Hacker News new | ask | show | jobs
by extortionist 1699 days ago
My job is split between maintaining a giant legacy perl codebase and doing new dev work in python. I vastly prefer python overall, but perl's still the best when you need quick one-off scripts to tear through log files or do some quick regex subs on a bunch of files.

I don't think python has an equivalent of 'perl -p -i.bak -e 's/foo/bar/g' *', for example (which will do in-place regex substitutions on whichever files are passed in, additionally copying the original files to 'original.ext.bak').

The regex syntax is also bit more streamlined in perl, so I find it quicker and easier to throw together a script that's just doing regex stuff in it. A simple example:

>> $string =~ m/(pattern)/i;

>> my $match_text = $1 || '';

>> $string =~ s/pattern//gi;

>> import re

>> match_obj = re.find(r'(pattern)', string, flags=re.I)

>> match_text = ''

>> if match_obj is not None:

>> match_text = match.group(1)

>> string = re.sub(r'pattern', '', string, flags=re.I)

Of course, the same magic that makes perl great for those one-off kinds of scripts makes it less than ideal for complex or long-living scripts that need to be maintained by multiple people, in my opinion.

1 comments

No doubt: the regex syntax in Perl is most efficient. I can envision using Perl more if I ever got back into a command line focused text manipulation workflow. I tend to use lighter-weight tools for things like your one-liner— I believe `sed -i '.bak' "s/foo/bar/" *` is equivalent, but I disagree with the neckbeard purists who say you should always use the lightest-weight tool possible. If you're using Perl anyway and Perl can get the job done with the smallest cognitive load, that's the correct tool.
Well, lots of languages use Perl compatible regexps now, even MariaDB uses PCRE nowadays.
You're right— I didn't say what I really meant there. It's not the regex syntax itself, but the syntax surrounding the use of regex's which is more efficient. Compare the number of keystrokes in his examples above (e.g. $string =~ s/search pattern/replacement string/g;) with what you'd have to do using nearly any other language. In Python for example, remember that you'd need to precompile the regex to even approach 8x slower speeds.
Well, that was inspired by sed. I have to do a test in Ruby too see how fast regexos are, being spoiled by Perl usage and all. What I don't like is this:

  my $a = 'Perl';
  my $b = $a;
  $b =~ s/pe/ea/i;
Why not do something to $a and obtain $b, just like js does with Array.map. Why the need to copy $a into to $b and then replace? Much more ellegant in Ruby:

  a = 'Ruby'
  b = a.gsub(/ru/i, 'mo')
oh— for regex performance Perl blows Swift, Java, Python, Ruby, Go, and C++ out of the water. For simple string manipulation— substring replacement, string reversal, etc. it's never the worst but never the best. Scroll down to the bottom of this paper where they test actual regexes though and the difference is pretty stunning.

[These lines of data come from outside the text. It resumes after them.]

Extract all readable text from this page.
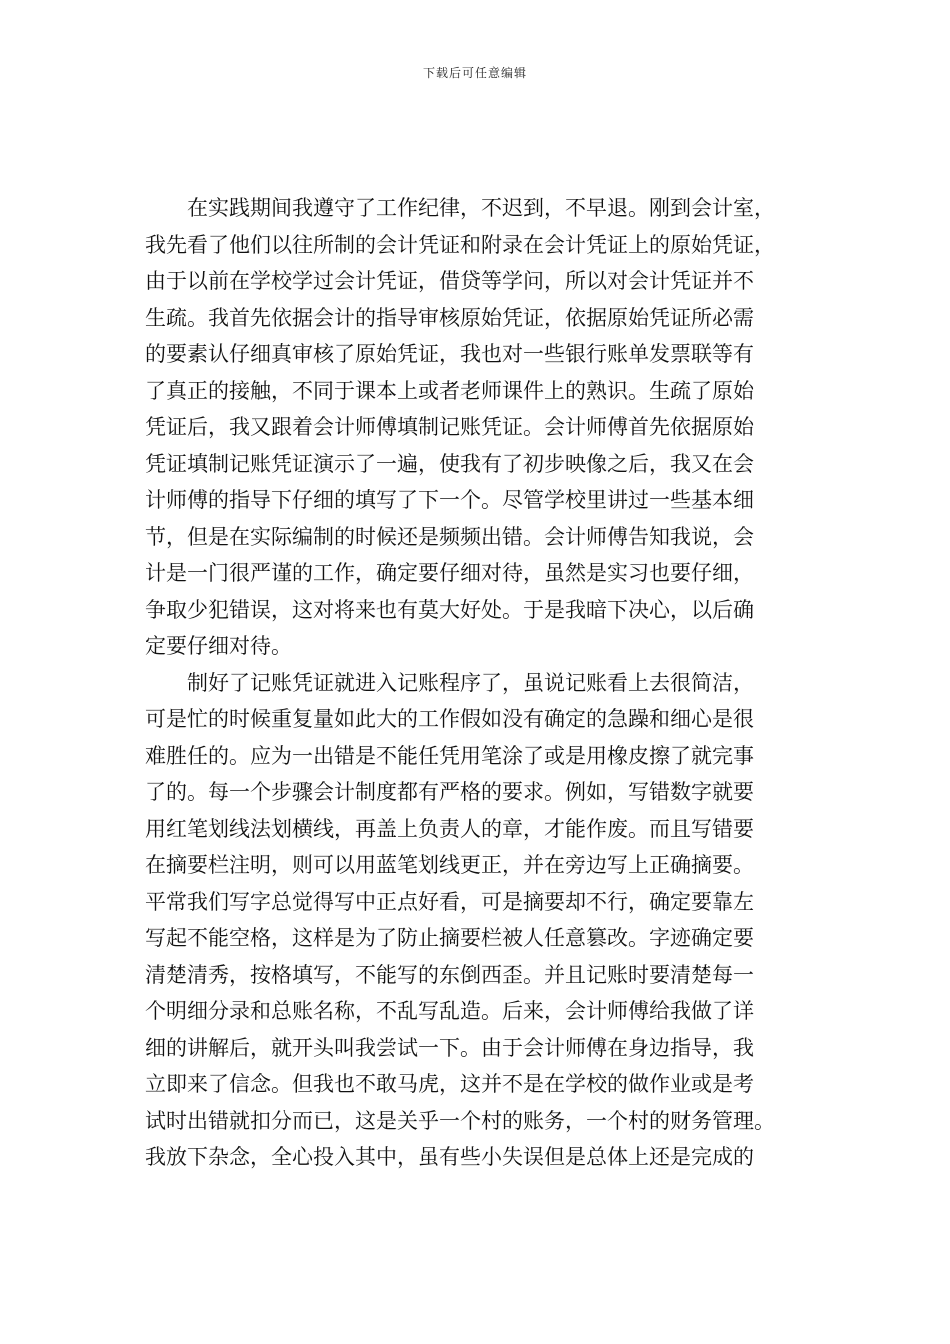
下载后可任意编辑
在实践期间我遵守了工作纪律，不迟到，不早退。刚到会计室，
我先看了他们以往所制的会计凭证和附录在会计凭证上的原始凭证，
由于以前在学校学过会计凭证，借贷等学问，所以对会计凭证并不
生疏。我首先依据会计的指导审核原始凭证，依据原始凭证所必需
的要素认仔细真审核了原始凭证，我也对一些银行账单发票联等有
了真正的接触，不同于课本上或者老师课件上的熟识。生疏了原始
凭证后，我又跟着会计师傅填制记账凭证。会计师傅首先依据原始
凭证填制记账凭证演示了一遍，使我有了初步映像之后，我又在会
计师傅的指导下仔细的填写了下一个。尽管学校里讲过一些基本细
节，但是在实际编制的时候还是频频出错。会计师傅告知我说，会
计是一门很严谨的工作，确定要仔细对待，虽然是实习也要仔细，
争取少犯错误，这对将来也有莫大好处。于是我暗下决心，以后确
定要仔细对待。
制好了记账凭证就进入记账程序了，虽说记账看上去很简洁，
可是忙的时候重复量如此大的工作假如没有确定的急躁和细心是很
难胜任的。应为一出错是不能任凭用笔涂了或是用橡皮擦了就完事
了的。每一个步骤会计制度都有严格的要求。例如，写错数字就要
用红笔划线法划横线，再盖上负责人的章，才能作废。而且写错要
在摘要栏注明，则可以用蓝笔划线更正，并在旁边写上正确摘要。
平常我们写字总觉得写中正点好看，可是摘要却不行，确定要靠左
写起不能空格，这样是为了防止摘要栏被人任意篡改。字迹确定要
清楚清秀，按格填写，不能写的东倒西歪。并且记账时要清楚每一
个明细分录和总账名称，不乱写乱造。后来，会计师傅给我做了详
细的讲解后，就开头叫我尝试一下。由于会计师傅在身边指导，我
立即来了信念。但我也不敢马虎，这并不是在学校的做作业或是考
试时出错就扣分而已，这是关乎一个村的账务，一个村的财务管理。
我放下杂念，全心投入其中，虽有些小失误但是总体上还是完成的
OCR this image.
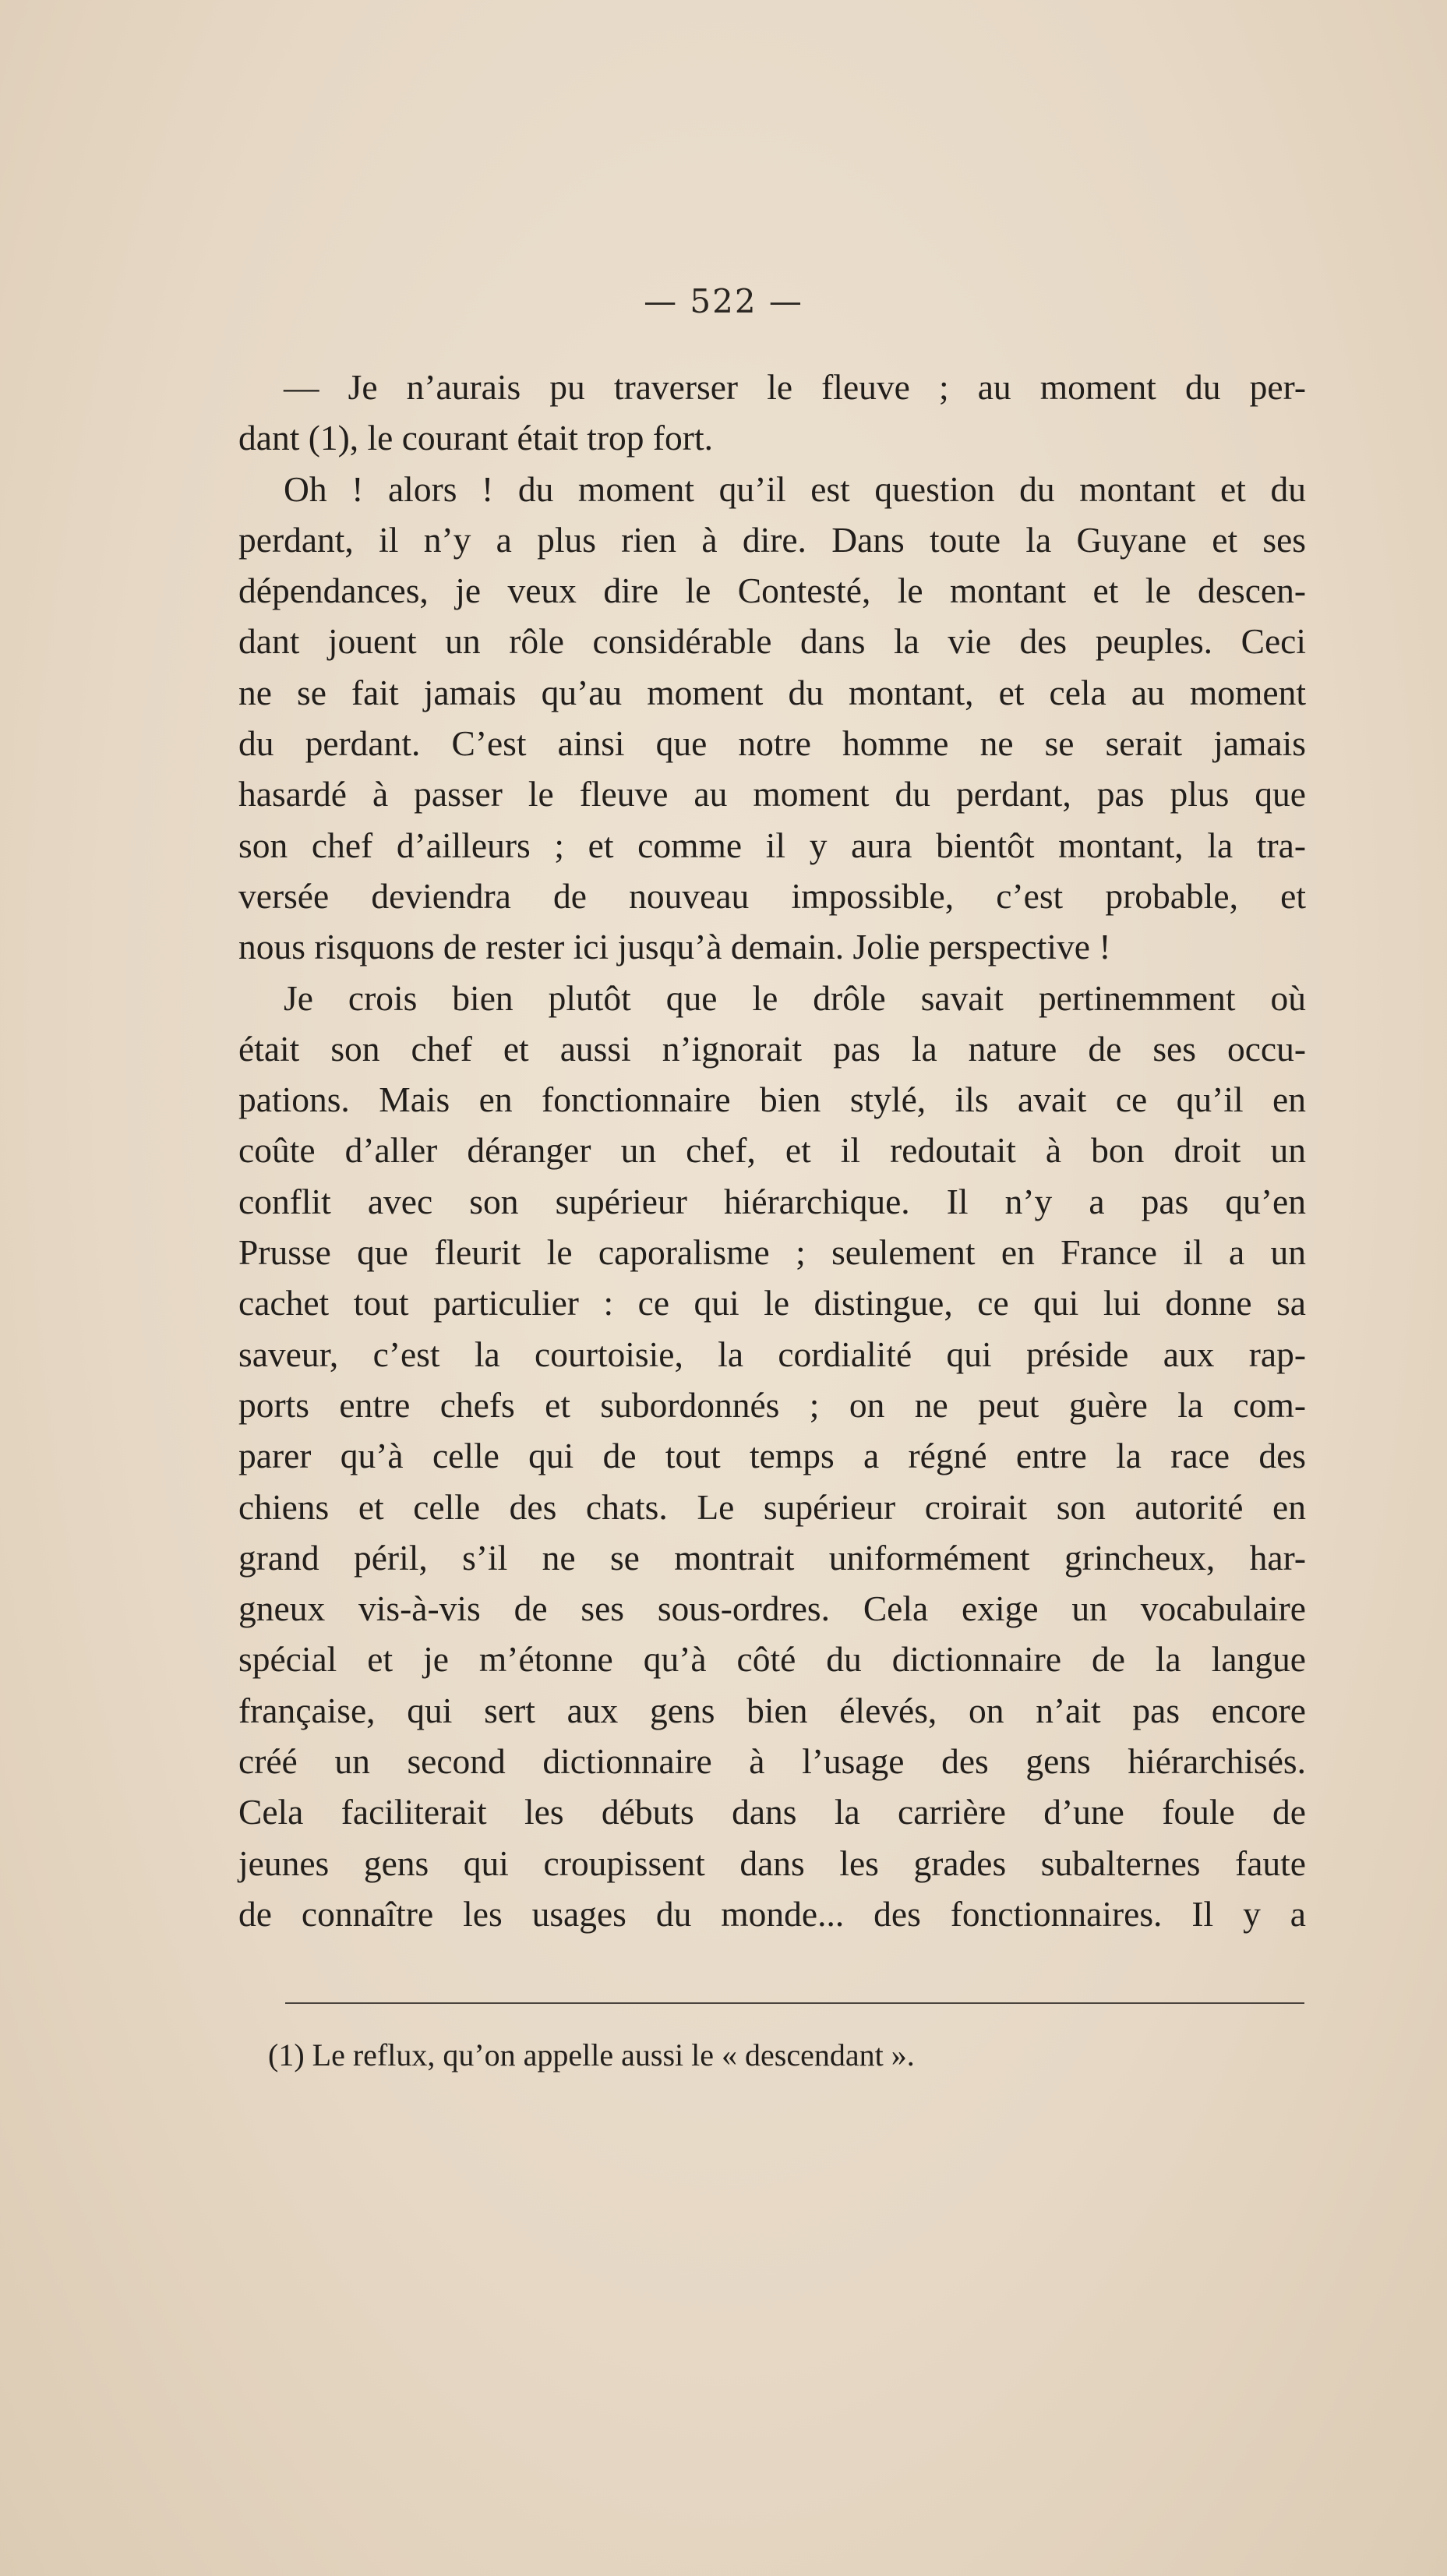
— 522 —
— Je n’aurais pu traverser le fleuve ; au moment du per-
dant (1), le courant était trop fort.
Oh ! alors ! du moment qu’il est question du montant et du
perdant, il n’y a plus rien à dire. Dans toute la Guyane et ses
dépendances, je veux dire le Contesté, le montant et le descen-
dant jouent un rôle considérable dans la vie des peuples. Ceci
ne se fait jamais qu’au moment du montant, et cela au moment
du perdant. C’est ainsi que notre homme ne se serait jamais
hasardé à passer le fleuve au moment du perdant, pas plus que
son chef d’ailleurs ; et comme il y aura bientôt montant, la tra-
versée deviendra de nouveau impossible, c’est probable, et
nous risquons de rester ici jusqu’à demain. Jolie perspective !
Je crois bien plutôt que le drôle savait pertinemment où
était son chef et aussi n’ignorait pas la nature de ses occu-
pations. Mais en fonctionnaire bien stylé, ils avait ce qu’il en
coûte d’aller déranger un chef, et il redoutait à bon droit un
conflit avec son supérieur hiérarchique. Il n’y a pas qu’en
Prusse que fleurit le caporalisme ; seulement en France il a un
cachet tout particulier : ce qui le distingue, ce qui lui donne sa
saveur, c’est la courtoisie, la cordialité qui préside aux rap-
ports entre chefs et subordonnés ; on ne peut guère la com-
parer qu’à celle qui de tout temps a régné entre la race des
chiens et celle des chats. Le supérieur croirait son autorité en
grand péril, s’il ne se montrait uniformément grincheux, har-
gneux vis-à-vis de ses sous-ordres. Cela exige un vocabulaire
spécial et je m’étonne qu’à côté du dictionnaire de la langue
française, qui sert aux gens bien élevés, on n’ait pas encore
créé un second dictionnaire à l’usage des gens hiérarchisés.
Cela faciliterait les débuts dans la carrière d’une foule de
jeunes gens qui croupissent dans les grades subalternes faute
de connaître les usages du monde... des fonctionnaires. Il y a

(1) Le reflux, qu’on appelle aussi le « descendant ».
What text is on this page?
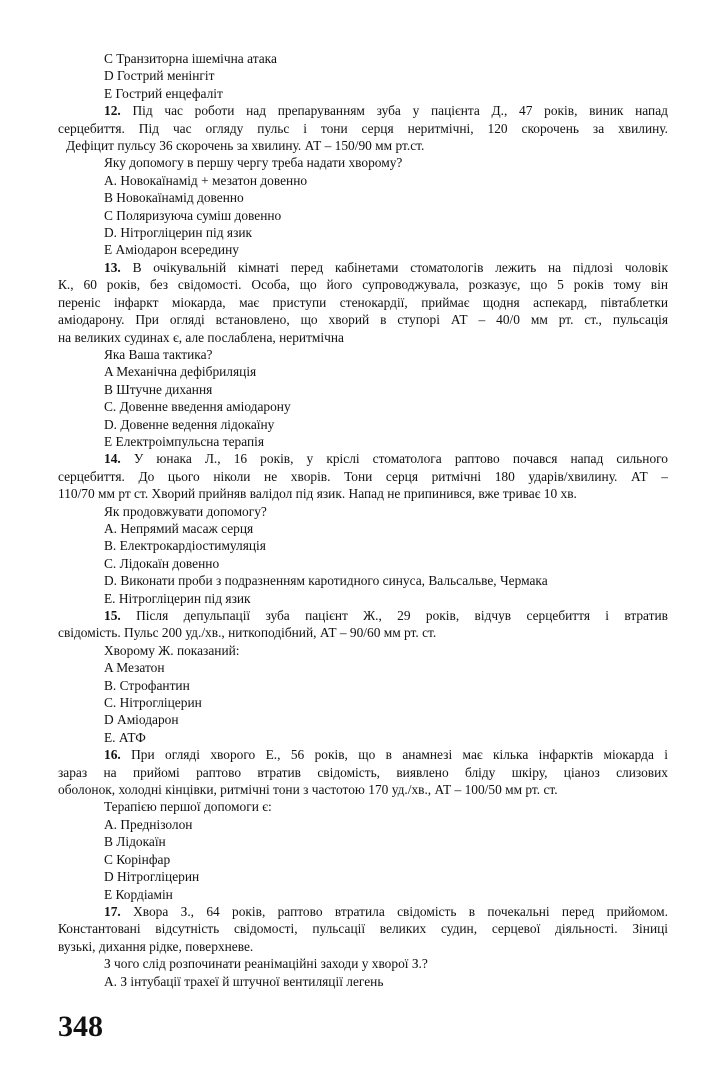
C Транзиторна ішемічна атака
D Гострий менінгіт
E Гострий енцефаліт
12. Під час роботи над препаруванням зуба у пацієнта Д., 47 років, виник напад
серцебиття. Під час огляду пульс і тони серця неритмічні, 120 скорочень за хвилину.
Дефіцит пульсу 36 скорочень за хвилину. АТ – 150/90 мм рт.ст.
Яку допомогу в першу чергу треба надати хворому?
A. Новокаїнамід + мезатон довенно
B Новокаїнамід довенно
C Поляризуюча суміш довенно
D. Нітрогліцерин під язик
E Аміодарон всередину
13. В очікувальній кімнаті перед кабінетами стоматологів лежить на підлозі чоловік
К., 60 років, без свідомості. Особа, що його супроводжувала, розказує, що 5 років тому він
переніс інфаркт міокарда, має приступи стенокардії, приймає щодня аспекард, півтаблетки
аміодарону. При огляді встановлено, що хворий в ступорі АТ – 40/0 мм рт. ст., пульсація
на великих судинах є, але послаблена, неритмічна
Яка Ваша тактика?
A Механічна дефібриляція
B Штучне дихання
C. Довенне введення аміодарону
D. Довенне ведення лідокаїну
E Електроімпульсна терапія
14. У юнака Л., 16 років, у кріслі стоматолога раптово почався напад сильного
серцебиття. До цього ніколи не хворів. Тони серця ритмічні 180 ударів/хвилину. АТ –
110/70 мм рт ст. Хворий прийняв валідол під язик. Напад не припинився, вже триває 10 хв.
Як продовжувати допомогу?
A. Непрямий масаж серця
B. Електрокардіостимуляція
C. Лідокаїн довенно
D. Виконати проби з подразненням каротидного синуса, Вальсальве, Чермака
E. Нітрогліцерин під язик
15. Після депульпації зуба пацієнт Ж., 29 років, відчув серцебиття і втратив
свідомість. Пульс 200 уд./хв., ниткоподібний, АТ – 90/60 мм рт. ст.
Хворому Ж. показаний:
A Мезатон
B. Строфантин
C. Нітрогліцерин
D Аміодарон
E. АТФ
16. При огляді хворого Е., 56 років, що в анамнезі має кілька інфарктів міокарда і
зараз на прийомі раптово втратив свідомість, виявлено бліду шкіру, ціаноз слизових
оболонок, холодні кінцівки, ритмічні тони з частотою 170 уд./хв., АТ – 100/50 мм рт. ст.
Терапією першої допомоги є:
A. Преднізолон
B Лідокаїн
C Корінфар
D Нітрогліцерин
E Кордіамін
17. Хвора З., 64 років, раптово втратила свідомість в почекальні перед прийомом.
Константовані відсутність свідомості, пульсації великих судин, серцевої діяльності. Зіниці
вузькі, дихання рідке, поверхневе.
З чого слід розпочинати реанімаційні заходи у хворої З.?
A. З інтубації трахеї й штучної вентиляції легень
348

http://jultika.oulu.fi/files/nbnfioulu-202001201035.pdf

No need to copy and then replace:

  my $a =  'Perl';
  my $b =~ s/pe/ea/ir;
Doesn't work. You don't assign anything to $b, so it's undef:

  % perl -MData::Dumper=Dumper -e 'my $a = 'Perl'; my $b =~ s/pe/ea/ir; print Dumper $b;'
  $VAR1 = undef;
You probably mean:

  my $a = 'Perl';
  my $b = $a =~ s/pe/ea/ir;
Anyway, thank you for the /r modifier, it didn't know what it did, since there's no example in perlre(1).